2006-08-26
An alternative to String#intern()
Ethan blogged about the usage of String#intern in the Xerces XML parser. Let's not delve into the discussion whether interning is particularly useful in this context. What does String#intern do? Basically, it implements a global weak symbol table that unfortunately populates the permspace. As an alternative, let's see what it takes to implement #intern at the application level: Since I'm lazy, we'll define that you do not actually need the weakness property if you have dedicated symbol tables that you can forget and that can be GCed as a whole. Luckily, ConcurrentHashMap already implements everything we need then, so it's pretty easy:
public class SymbolTable<T> { ConcurrentHashMap<T> chm = new ConcurrentHashMap<T>(); public T unique(T t) { T first = chm.putIfAbsent(t, t); return (first==null) ? t : first; } }
Not only does this little class not bloat your permspace but it's actually faster than using String#intern().
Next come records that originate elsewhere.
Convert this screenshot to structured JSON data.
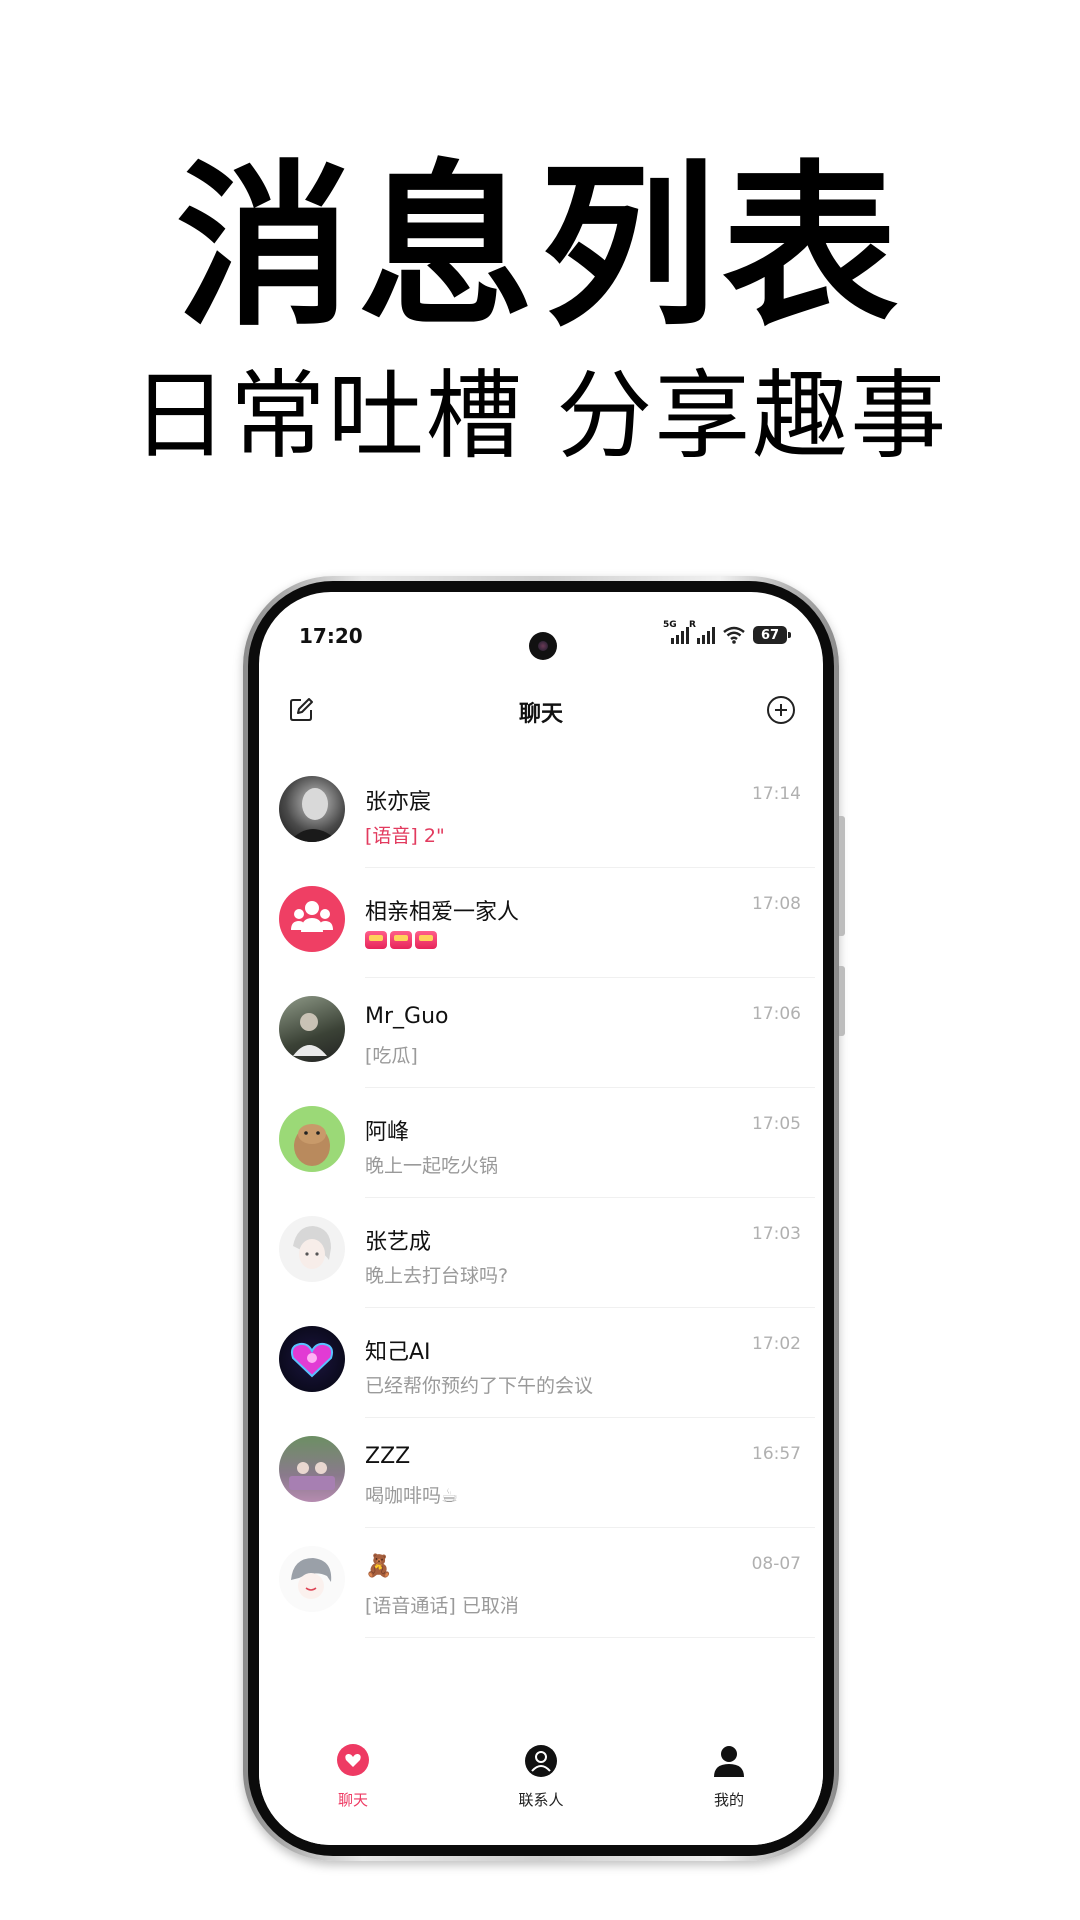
{
  "hero": {
    "title": "消息列表",
    "subtitle": "日常吐槽 分享趣事"
  },
  "statusbar": {
    "time": "17:20",
    "battery": "67",
    "sig1_label": "5G",
    "sig2_label": "R"
  },
  "navbar": {
    "title": "聊天"
  },
  "chats": [
    {
      "name": "张亦宸",
      "message": "[语音] 2\"",
      "time": "17:14",
      "message_style": "red"
    },
    {
      "name": "相亲相爱一家人",
      "message": "",
      "time": "17:08",
      "message_style": "badges"
    },
    {
      "name": "Mr_Guo",
      "message": "[吃瓜]",
      "time": "17:06"
    },
    {
      "name": "阿峰",
      "message": "晚上一起吃火锅",
      "time": "17:05"
    },
    {
      "name": "张艺成",
      "message": "晚上去打台球吗?",
      "time": "17:03"
    },
    {
      "name": "知己AI",
      "message": "已经帮你预约了下午的会议",
      "time": "17:02"
    },
    {
      "name": "ZZZ",
      "message": "喝咖啡吗☕",
      "time": "16:57"
    },
    {
      "name": "🧸",
      "message": "[语音通话] 已取消",
      "time": "08-07"
    }
  ],
  "tabs": [
    {
      "label": "聊天",
      "icon": "chat-bubble-icon"
    },
    {
      "label": "联系人",
      "icon": "contacts-icon"
    },
    {
      "label": "我的",
      "icon": "profile-icon"
    }
  ],
  "colors": {
    "accent": "#ee3a63",
    "group_avatar": "#ef3f64",
    "muted": "#9a9a9a"
  }
}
Just say no.
Rémi Forax reminds me that String.intern() is handy in order to do identity comparisons against constants. Just don't let yourself be fooled into thinking that '==' makes things faster. Interning the string in the first place requires you to hash the string and compare it to the interned version.
2006-08-25
Parsing object streams with JAXB
JAXB is a wonderful tool to bind XML to objects. Unfortunately, used naively, it has the same problem as DOM: you need to load the whole document into memory until you can start consuming the result. If you have a document with one root element and tens of thousands of children it is a good idea to combine object-binding for each child with streaming for the whole list.
I'm using a simple solution to do that. It's a list implementation that does not store its children but notifies a callback handler instead. Use that list in the parent bean and you're all set:
@XmlRootElement(name="parent") @XmlType(name="", propOrder={"children"}) public class Parent { @XmlElement(name="child") List<Child> children = new CallbackList<Child>(); }
Now, whenever JAXB has finished constructing a child object, it will call #add on my list and the object is immediately handed to the callback and garbage collected afterwards.
You may have noticed that the parent context is not fully constructed yet and unknown to the child, thus inaccessible to the callback handler. Also, I haven't found a proper way to inject objects into JAXB, so the CallbackList needs to find its callback handler through a ThreadLocal which is not exactly pretty. But the net result is great: blazing performance combined with the comfort of binding.
Next morning: alright, I just discovered the UnmarshallerListener. We can use it a) to install a write-only sink as the list implementation and b) listen for child objects without the thread-local. And without having to change any of the generated classes. Neat!